Es gibt Theaterbesucher*innen, die wegen mir kommen und mir gespannt zuschauen. Das ist das tollere Publikum. Dann gibt es Events, für die ich nur gebucht werde, weil mein Titel im Programm gut klingt. Da sind Leute, die keine Ahnung haben, wer ich bin und sich erst einmal nicht für mich interessieren. Manchmal sitzen sie an runden Tischen mit dem Rücken zu mir und gucken mich nicht an, während ich zaubere. Trotzdem ist es mein Job, die Gäste zu unterhalten. Das ist zwar viel schwieriger, macht es für mich aber auch sehr spannend. Dazu kommt: Wenn ich auf der Bühne stehe, mache ich mich angreifbar. Was ich sage und präsentiere, wird sehr oft kritisiert; sowohl im persönlichen Gespräch danach als auch per E-Mail. Manche sagen etwa, sie hätten erkannt, wie ich ein Tuch verschwinden lassen habe. Das muss man auf Dauer ertragen können und nicht zu ernst nehmen.

Die Frage auf der Party

Wenn ich Leute kennenlerne, sage ich natürlich, dass ich Zauberer bin. Wenn ich es niemandem erzähle, bucht mich keiner. Aber in der nächsten halben Stunde muss ich in der Regel alles dazu erzählen. Die Standardreaktion ist natürlich: Zeig‘ mal einen Trick. Da kommt es sehr auf meine Laune an.
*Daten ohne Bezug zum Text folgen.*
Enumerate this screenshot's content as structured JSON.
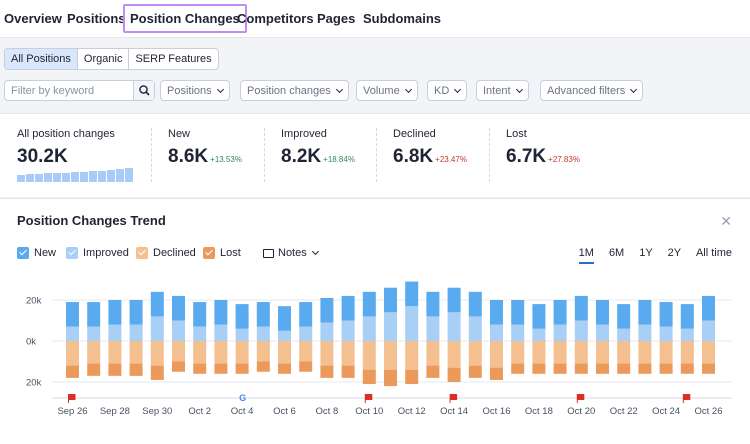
{
  "tabs": [
    "Overview",
    "Positions",
    "Position Changes",
    "Competitors",
    "Pages",
    "Subdomains"
  ],
  "active_tab": "Position Changes",
  "segment": {
    "all": "All Positions",
    "organic": "Organic",
    "serp": "SERP Features"
  },
  "filters": {
    "search_placeholder": "Filter by keyword",
    "positions": "Positions",
    "position_changes": "Position changes",
    "volume": "Volume",
    "kd": "KD",
    "intent": "Intent",
    "advanced": "Advanced filters"
  },
  "summary": {
    "all": {
      "label": "All position changes",
      "value": "30.2K"
    },
    "new": {
      "label": "New",
      "value": "8.6K",
      "change": "+13.53%"
    },
    "improved": {
      "label": "Improved",
      "value": "8.2K",
      "change": "+18.84%"
    },
    "declined": {
      "label": "Declined",
      "value": "6.8K",
      "change": "+23.47%"
    },
    "lost": {
      "label": "Lost",
      "value": "6.7K",
      "change": "+27.83%"
    }
  },
  "trend": {
    "title": "Position Changes Trend",
    "legend": [
      "New",
      "Improved",
      "Declined",
      "Lost"
    ],
    "notes_label": "Notes",
    "ranges": [
      "1M",
      "6M",
      "1Y",
      "2Y",
      "All time"
    ],
    "active_range": "1M",
    "colors": {
      "new": "#5aaaf0",
      "improved": "#a8cff5",
      "declined": "#f4c08f",
      "lost": "#ec9a5c",
      "flag": "#d93025"
    }
  },
  "chart_data": {
    "type": "bar",
    "ylabels": [
      "20k",
      "0k",
      "20k"
    ],
    "x": [
      "Sep 26",
      "Sep 27",
      "Sep 28",
      "Sep 29",
      "Sep 30",
      "Oct 1",
      "Oct 2",
      "Oct 3",
      "Oct 4",
      "Oct 5",
      "Oct 6",
      "Oct 7",
      "Oct 8",
      "Oct 9",
      "Oct 10",
      "Oct 11",
      "Oct 12",
      "Oct 13",
      "Oct 14",
      "Oct 15",
      "Oct 16",
      "Oct 17",
      "Oct 18",
      "Oct 19",
      "Oct 20",
      "Oct 21",
      "Oct 22",
      "Oct 23",
      "Oct 24",
      "Oct 25",
      "Oct 26"
    ],
    "xtick_labels": [
      "Sep 26",
      "Sep 28",
      "Sep 30",
      "Oct 2",
      "Oct 4",
      "Oct 6",
      "Oct 8",
      "Oct 10",
      "Oct 12",
      "Oct 14",
      "Oct 16",
      "Oct 18",
      "Oct 20",
      "Oct 22",
      "Oct 24",
      "Oct 26"
    ],
    "series": [
      {
        "name": "New",
        "values": [
          12,
          12,
          12,
          12,
          12,
          12,
          12,
          12,
          12,
          12,
          12,
          12,
          12,
          12,
          12,
          12,
          12,
          12,
          12,
          12,
          12,
          12,
          12,
          12,
          12,
          12,
          12,
          12,
          12,
          12,
          12
        ]
      },
      {
        "name": "Improved",
        "values": [
          7,
          7,
          8,
          8,
          12,
          10,
          7,
          8,
          6,
          7,
          5,
          7,
          9,
          10,
          12,
          14,
          17,
          12,
          14,
          12,
          8,
          8,
          6,
          8,
          10,
          8,
          6,
          8,
          7,
          6,
          10
        ]
      },
      {
        "name": "Declined",
        "values": [
          -12,
          -11,
          -11,
          -11,
          -12,
          -10,
          -11,
          -11,
          -11,
          -10,
          -11,
          -10,
          -12,
          -12,
          -14,
          -14,
          -14,
          -12,
          -13,
          -12,
          -13,
          -11,
          -11,
          -11,
          -11,
          -11,
          -11,
          -11,
          -11,
          -11,
          -11
        ]
      },
      {
        "name": "Lost",
        "values": [
          -6,
          -6,
          -6,
          -6,
          -7,
          -5,
          -5,
          -5,
          -5,
          -5,
          -5,
          -5,
          -6,
          -6,
          -7,
          -8,
          -7,
          -6,
          -7,
          -6,
          -6,
          -5,
          -5,
          -5,
          -5,
          -5,
          -5,
          -5,
          -5,
          -5,
          -5
        ]
      }
    ],
    "note_flags": [
      "Sep 26",
      "Oct 4",
      "Oct 10",
      "Oct 14",
      "Oct 20",
      "Oct 25"
    ],
    "google_marker": "Oct 4",
    "ylim": [
      -20,
      25
    ]
  }
}
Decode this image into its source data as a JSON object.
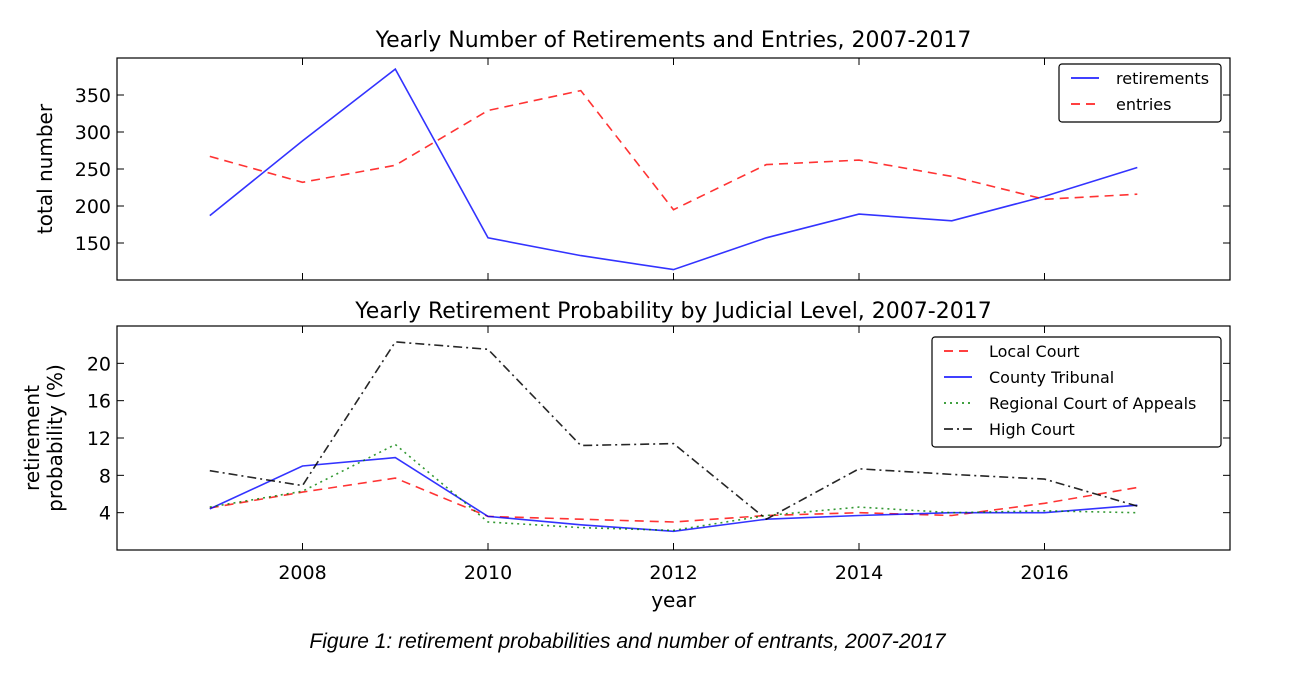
{
  "caption": "Figure 1: retirement probabilities and number of entrants, 2007-2017",
  "chart_data": [
    {
      "type": "line",
      "title": "Yearly Number of Retirements and Entries, 2007-2017",
      "xlabel": "",
      "ylabel": "total number",
      "x": [
        2007,
        2008,
        2009,
        2010,
        2011,
        2012,
        2013,
        2014,
        2015,
        2016,
        2017
      ],
      "xlim": [
        2006,
        2018
      ],
      "ylim": [
        100,
        400
      ],
      "yticks": [
        150,
        200,
        250,
        300,
        350
      ],
      "series": [
        {
          "name": "retirements",
          "color": "#0000ff",
          "style": "solid",
          "values": [
            187,
            288,
            385,
            157,
            133,
            114,
            157,
            189,
            180,
            213,
            252
          ]
        },
        {
          "name": "entries",
          "color": "#ff0000",
          "style": "dashed",
          "values": [
            267,
            232,
            255,
            329,
            356,
            195,
            256,
            262,
            240,
            209,
            216
          ]
        }
      ],
      "legend": "top-right",
      "grid": false
    },
    {
      "type": "line",
      "title": "Yearly Retirement Probability by Judicial Level, 2007-2017",
      "xlabel": "year",
      "ylabel": "retirement probability (%)",
      "ylabel_lines": [
        "retirement",
        "probability (%)"
      ],
      "x": [
        2007,
        2008,
        2009,
        2010,
        2011,
        2012,
        2013,
        2014,
        2015,
        2016,
        2017
      ],
      "xlim": [
        2006,
        2018
      ],
      "ylim": [
        0,
        24
      ],
      "xticks": [
        2008,
        2010,
        2012,
        2014,
        2016
      ],
      "yticks": [
        4,
        8,
        12,
        16,
        20
      ],
      "series": [
        {
          "name": "Local Court",
          "color": "#ff0000",
          "style": "dashed",
          "values": [
            4.5,
            6.2,
            7.7,
            3.6,
            3.3,
            3.0,
            3.7,
            4.0,
            3.7,
            5.0,
            6.7
          ]
        },
        {
          "name": "County Tribunal",
          "color": "#0000ff",
          "style": "solid",
          "values": [
            4.4,
            9.0,
            9.9,
            3.6,
            2.7,
            2.0,
            3.3,
            3.7,
            4.0,
            4.0,
            4.8
          ]
        },
        {
          "name": "Regional Court of Appeals",
          "color": "#008000",
          "style": "dotted",
          "values": [
            4.6,
            6.3,
            11.3,
            3.0,
            2.4,
            2.1,
            3.7,
            4.6,
            4.0,
            4.2,
            4.0
          ]
        },
        {
          "name": "High Court",
          "color": "#000000",
          "style": "dashdot",
          "values": [
            8.5,
            6.9,
            22.3,
            21.5,
            11.2,
            11.4,
            3.3,
            8.7,
            8.1,
            7.6,
            4.7
          ]
        }
      ],
      "legend": "top-right",
      "grid": false
    }
  ]
}
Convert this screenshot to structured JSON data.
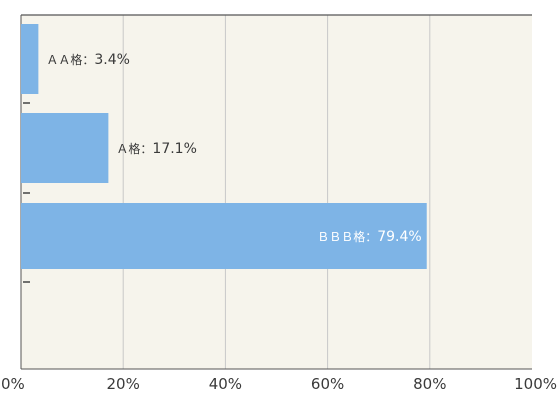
{
  "chart_data": {
    "type": "bar",
    "orientation": "horizontal",
    "categories": [
      "AA格",
      "A格",
      "BBB格"
    ],
    "values": [
      3.4,
      17.1,
      79.4
    ],
    "data_labels": [
      {
        "rating": "ＡＡ格",
        "sep": "：",
        "pct": "3.4%"
      },
      {
        "rating": "Ａ格",
        "sep": "：",
        "pct": "17.1%"
      },
      {
        "rating": "ＢＢＢ格",
        "sep": "：",
        "pct": "79.4%"
      }
    ],
    "xlim": [
      0,
      100
    ],
    "x_ticks": [
      "0%",
      "20%",
      "40%",
      "60%",
      "80%",
      "100%"
    ],
    "grid": true,
    "legend": "none",
    "title": "",
    "xlabel": "",
    "ylabel": "",
    "colors": {
      "bar": "#7eb4e6",
      "plot_bg": "#f6f4ec",
      "grid": "#c8c8c8",
      "axis": "#555555",
      "label_outside": "#3a3a3a",
      "label_inside": "#ffffff"
    }
  }
}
Wenn es eine coole Runde ist und ich Lust habe, zeige ich einen. Wenn nicht, verweise ich auf meine Vorstellungen.

Das Schönste am Beruf

Obwohl ich Zauberer bin und mein Publikum täusche, habe ich einen sehr ehrlichen Beruf. Ich sage den Leuten, ich werde sie betrügen, sie wollen es auch und kommen ins Theater. Es macht mir Spaß, die Leute zu unterhalten und für die schönen Momente im Leben zuständig zu sein.